The use of IoT in the office reduces electricity costs by more than 20 percent

When combined, local batteries and smart algorithms can reduce electricity costs in offices by more than 20 percent. Researchers at the University of Stuttgart have shown this in a recently published study. Brian Setz, Dr. Kawsar Haghshenas, and Professor Marco Aiello of the Institute of Architecture of Application Systems (IAAS) in the Department of Computer Science describe how micro-services can predict the proportion of renewable energy in smart grids and control end devices accordingly. In addition to financial expenditures, this could also considerably reduce CO₂ emissions.

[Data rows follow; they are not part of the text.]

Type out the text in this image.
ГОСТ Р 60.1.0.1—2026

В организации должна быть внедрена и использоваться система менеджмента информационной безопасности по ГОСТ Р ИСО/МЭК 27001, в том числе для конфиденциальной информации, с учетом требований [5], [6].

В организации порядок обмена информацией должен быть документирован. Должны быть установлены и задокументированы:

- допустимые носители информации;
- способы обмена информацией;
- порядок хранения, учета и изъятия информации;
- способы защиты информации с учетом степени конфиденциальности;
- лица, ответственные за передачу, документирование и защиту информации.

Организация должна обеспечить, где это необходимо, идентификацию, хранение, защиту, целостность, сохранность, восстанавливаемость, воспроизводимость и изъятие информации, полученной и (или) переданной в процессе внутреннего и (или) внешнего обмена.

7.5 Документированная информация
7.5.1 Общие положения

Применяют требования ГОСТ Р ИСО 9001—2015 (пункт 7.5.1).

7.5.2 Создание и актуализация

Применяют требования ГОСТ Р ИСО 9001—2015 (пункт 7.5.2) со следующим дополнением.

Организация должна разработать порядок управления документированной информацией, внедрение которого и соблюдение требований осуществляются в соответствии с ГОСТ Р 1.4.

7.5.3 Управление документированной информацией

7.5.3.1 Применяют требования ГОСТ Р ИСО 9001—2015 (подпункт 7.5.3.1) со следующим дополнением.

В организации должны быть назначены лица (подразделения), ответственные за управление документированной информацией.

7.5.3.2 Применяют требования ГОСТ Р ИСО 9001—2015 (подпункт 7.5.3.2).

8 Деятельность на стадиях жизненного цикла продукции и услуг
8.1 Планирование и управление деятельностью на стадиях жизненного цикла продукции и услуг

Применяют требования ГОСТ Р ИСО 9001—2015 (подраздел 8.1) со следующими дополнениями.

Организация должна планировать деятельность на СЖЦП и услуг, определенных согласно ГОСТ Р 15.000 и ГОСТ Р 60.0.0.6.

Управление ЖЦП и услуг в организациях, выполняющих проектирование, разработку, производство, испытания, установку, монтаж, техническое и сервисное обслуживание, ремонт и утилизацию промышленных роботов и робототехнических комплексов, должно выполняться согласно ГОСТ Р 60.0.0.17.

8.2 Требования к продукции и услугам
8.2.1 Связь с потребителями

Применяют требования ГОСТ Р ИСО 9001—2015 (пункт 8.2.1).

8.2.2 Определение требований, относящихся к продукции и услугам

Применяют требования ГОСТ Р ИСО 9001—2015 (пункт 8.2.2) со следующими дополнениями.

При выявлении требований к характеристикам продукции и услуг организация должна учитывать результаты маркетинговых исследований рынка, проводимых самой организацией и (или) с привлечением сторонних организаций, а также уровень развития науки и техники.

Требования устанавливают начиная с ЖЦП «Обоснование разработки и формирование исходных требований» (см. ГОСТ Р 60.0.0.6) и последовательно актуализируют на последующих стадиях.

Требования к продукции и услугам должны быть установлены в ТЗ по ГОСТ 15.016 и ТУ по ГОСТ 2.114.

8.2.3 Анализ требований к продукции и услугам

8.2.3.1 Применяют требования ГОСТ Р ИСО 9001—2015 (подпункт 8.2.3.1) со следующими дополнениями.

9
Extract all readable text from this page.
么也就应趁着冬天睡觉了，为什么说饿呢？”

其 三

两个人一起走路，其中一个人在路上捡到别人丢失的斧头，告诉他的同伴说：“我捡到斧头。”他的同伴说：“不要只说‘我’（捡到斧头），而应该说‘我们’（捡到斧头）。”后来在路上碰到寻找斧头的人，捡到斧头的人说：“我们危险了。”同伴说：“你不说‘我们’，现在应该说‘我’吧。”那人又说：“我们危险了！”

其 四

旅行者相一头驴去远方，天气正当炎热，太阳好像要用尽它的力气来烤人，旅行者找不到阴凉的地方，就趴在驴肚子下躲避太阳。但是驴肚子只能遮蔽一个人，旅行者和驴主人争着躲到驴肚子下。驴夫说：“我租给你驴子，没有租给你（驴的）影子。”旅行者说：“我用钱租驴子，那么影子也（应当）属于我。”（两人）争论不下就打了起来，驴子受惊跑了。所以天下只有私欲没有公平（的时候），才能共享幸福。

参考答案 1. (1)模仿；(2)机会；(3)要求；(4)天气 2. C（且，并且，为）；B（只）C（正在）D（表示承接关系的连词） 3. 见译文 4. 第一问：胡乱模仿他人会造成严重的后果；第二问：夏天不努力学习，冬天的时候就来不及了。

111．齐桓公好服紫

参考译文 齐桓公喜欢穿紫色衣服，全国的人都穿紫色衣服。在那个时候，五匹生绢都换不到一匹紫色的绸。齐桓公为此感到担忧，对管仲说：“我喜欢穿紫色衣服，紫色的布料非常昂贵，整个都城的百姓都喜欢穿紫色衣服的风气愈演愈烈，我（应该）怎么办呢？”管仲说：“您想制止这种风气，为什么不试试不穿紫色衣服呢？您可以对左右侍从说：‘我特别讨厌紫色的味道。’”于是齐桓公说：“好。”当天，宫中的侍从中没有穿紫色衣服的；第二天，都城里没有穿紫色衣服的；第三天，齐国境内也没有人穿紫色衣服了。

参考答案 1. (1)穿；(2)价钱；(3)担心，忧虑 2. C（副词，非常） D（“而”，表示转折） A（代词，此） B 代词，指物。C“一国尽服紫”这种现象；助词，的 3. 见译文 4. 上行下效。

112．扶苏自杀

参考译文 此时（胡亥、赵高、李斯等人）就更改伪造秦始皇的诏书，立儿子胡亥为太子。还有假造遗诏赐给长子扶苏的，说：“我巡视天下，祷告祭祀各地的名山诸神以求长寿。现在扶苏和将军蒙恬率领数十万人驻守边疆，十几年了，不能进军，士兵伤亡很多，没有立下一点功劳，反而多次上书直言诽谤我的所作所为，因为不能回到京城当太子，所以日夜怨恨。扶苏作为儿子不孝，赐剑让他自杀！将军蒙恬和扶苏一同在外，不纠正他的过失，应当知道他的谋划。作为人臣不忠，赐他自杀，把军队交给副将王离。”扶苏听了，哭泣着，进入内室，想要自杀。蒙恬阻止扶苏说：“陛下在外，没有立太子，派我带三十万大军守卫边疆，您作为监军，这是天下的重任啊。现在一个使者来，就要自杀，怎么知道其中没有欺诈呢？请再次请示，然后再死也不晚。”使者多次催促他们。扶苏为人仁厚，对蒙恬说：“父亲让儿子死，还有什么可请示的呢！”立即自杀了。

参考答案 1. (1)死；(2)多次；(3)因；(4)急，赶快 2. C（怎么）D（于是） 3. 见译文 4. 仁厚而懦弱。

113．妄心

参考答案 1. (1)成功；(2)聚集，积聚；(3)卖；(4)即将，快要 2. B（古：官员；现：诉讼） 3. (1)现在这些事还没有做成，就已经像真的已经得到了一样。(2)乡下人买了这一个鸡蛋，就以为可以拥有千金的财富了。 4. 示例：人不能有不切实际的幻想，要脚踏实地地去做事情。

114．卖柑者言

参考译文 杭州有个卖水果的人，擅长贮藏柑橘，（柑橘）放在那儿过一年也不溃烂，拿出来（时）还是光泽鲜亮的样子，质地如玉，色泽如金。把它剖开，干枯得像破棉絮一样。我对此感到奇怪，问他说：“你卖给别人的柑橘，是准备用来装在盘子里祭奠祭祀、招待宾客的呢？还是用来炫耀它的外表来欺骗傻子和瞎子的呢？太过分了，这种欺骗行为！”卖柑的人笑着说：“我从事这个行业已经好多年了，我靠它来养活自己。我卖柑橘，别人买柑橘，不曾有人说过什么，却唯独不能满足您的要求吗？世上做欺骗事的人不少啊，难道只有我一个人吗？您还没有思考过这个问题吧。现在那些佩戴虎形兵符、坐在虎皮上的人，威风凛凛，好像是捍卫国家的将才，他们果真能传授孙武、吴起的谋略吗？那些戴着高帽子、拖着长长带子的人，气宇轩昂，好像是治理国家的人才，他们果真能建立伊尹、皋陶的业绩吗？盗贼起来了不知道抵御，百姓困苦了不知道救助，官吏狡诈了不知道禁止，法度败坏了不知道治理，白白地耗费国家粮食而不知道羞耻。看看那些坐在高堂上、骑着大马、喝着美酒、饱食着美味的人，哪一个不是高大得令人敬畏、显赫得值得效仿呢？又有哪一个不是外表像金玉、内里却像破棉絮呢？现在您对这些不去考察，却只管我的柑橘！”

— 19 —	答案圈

How can existing energy resources be used more efficiently? Computer scientists at the University of Stuttgart have investigated this question as part of a study now published as a preprint. Result of the paper “Energy Smart Buildings: Parallel Uniform Cost-Search with Energy Storage and Generation”: Operating times dynamically matched with real environmental data could reduce actual energy costs by up to 22.64%.“ Our work shows that batteries and office automation based on IoT can save considerable energy in the offices without having to bother people working,” says Professor Aiello.

In the specific example scenario, energy storage (battery), local power generators, and electrical consumers ranging from thin clients to coffee machines were considered and classified. Using a micro-services architecture, the researchers also evaluated real-world environmental data. The granular information went beyond mere weather forecasts and considered in detail air density, the technical specifications of turbines, and price forecasts. Among other things, this allowed the researchers to draw conclusions about the yield of photovoltaic and wind power plants as well as the resulting energy costs.

Based on these variables, they looked for an optimal operating plan for the electrical equipment in their installation. All possible states were represented in the form of a weighted graph, which was evaluated by a parallelized algorithm. The objective lead to what is considered the optimal solution. If the researchers at the Department of Computer Science at the University of Stuttgart were primarily concerned with costs, they could also prioritize the most climate-friendly operation possible.

The algorithm used by the researchers has also been optimized and now runs 4.7 times faster than previous methods. For eight devices considered, the 32-core CPU used was able to calculate an ideal operating schedule for 24 h in under seven minutes. This required 0.01 kilowatt hours – which is negligible in view of the total savings.